Description of Related Art
One measure of the usability of an information finding and presentation system on input and/or display constrained devices is the effort expended by the user in the discovery of desired information (the discovery of information could be text based search, browsing a content space, or some combination of both). One method of minimizing the effort expended to find information (either via search or browse techniques) on input and display constrained devices is the use of incremental search techniques. The use of incremental search, where results are retrieved as user types in each character, is far superior to full word search interfaces on input constrained device, because incremental search reduces the amount of text the user must input (See, for example, the techniques presented in the applications incorporated below).
However, one of the challenges in an incremental search system is to present the most relevant results to the user even when the input is sparse or is of an ambiguous nature, such as input using an overloaded keypad with multiple alphanumeric characters mapped to the same physical key. For example, a pure lexical match on incremental input would fail to yield good results where exact matches on prefixes are rated as more relevant than partial word matches. Furthermore, if the input method is using an overloaded keypad, generating an ambiguous text input, then the problem is even worse.

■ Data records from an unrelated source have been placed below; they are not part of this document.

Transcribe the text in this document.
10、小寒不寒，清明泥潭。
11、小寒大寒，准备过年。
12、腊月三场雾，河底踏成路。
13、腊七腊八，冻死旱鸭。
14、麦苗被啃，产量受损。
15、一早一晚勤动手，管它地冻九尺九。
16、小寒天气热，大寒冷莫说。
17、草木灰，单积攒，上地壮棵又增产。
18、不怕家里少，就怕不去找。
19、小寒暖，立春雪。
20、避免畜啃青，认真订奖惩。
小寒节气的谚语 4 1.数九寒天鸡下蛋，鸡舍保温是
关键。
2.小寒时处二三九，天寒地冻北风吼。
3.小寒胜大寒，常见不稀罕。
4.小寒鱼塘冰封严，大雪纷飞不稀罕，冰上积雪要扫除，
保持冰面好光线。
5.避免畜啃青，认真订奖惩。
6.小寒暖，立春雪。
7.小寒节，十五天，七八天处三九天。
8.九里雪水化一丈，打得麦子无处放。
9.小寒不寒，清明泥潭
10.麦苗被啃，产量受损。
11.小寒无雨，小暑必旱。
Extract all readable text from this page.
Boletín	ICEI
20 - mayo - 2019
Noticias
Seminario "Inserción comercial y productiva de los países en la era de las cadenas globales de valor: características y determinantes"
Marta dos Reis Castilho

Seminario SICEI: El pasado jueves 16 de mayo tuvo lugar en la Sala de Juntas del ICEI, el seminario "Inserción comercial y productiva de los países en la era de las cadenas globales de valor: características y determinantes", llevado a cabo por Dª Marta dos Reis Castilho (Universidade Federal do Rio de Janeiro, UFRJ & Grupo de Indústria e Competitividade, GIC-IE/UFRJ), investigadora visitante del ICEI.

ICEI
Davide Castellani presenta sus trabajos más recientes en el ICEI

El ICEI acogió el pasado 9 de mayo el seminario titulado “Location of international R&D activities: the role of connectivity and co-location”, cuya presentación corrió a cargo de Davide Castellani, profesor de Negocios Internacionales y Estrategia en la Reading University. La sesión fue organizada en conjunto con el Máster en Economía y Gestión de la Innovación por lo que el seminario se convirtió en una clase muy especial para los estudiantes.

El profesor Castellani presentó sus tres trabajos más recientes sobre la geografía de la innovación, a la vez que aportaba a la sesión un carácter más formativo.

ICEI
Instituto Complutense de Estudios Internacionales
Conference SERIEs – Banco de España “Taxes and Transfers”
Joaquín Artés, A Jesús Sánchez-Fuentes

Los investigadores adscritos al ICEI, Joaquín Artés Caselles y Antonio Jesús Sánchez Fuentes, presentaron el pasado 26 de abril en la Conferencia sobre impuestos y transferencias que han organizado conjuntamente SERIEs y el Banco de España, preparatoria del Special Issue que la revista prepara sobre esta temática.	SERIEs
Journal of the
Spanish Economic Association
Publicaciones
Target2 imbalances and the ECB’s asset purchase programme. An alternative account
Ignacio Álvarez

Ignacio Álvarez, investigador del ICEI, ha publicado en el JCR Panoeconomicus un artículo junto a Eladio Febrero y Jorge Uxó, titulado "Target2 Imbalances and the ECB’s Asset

In addition, ambiguous text inputs can match a wide variety of results because of the nature of the ambiguous input. This is so because the ambiguous input not only represents the search input intended by the user, but can also represent other words or phrases. For example, using the well-known 12-key telephone keypad, the input “227” represents both “car” and “bar”, which can match very different results. Thus, while incremental, ambiguous text input is a convenient way to enter search input on an input constrained device, the increase in the amount of results returned can be cumbersome on a display constrained device, where only a few entries in a result set are visible.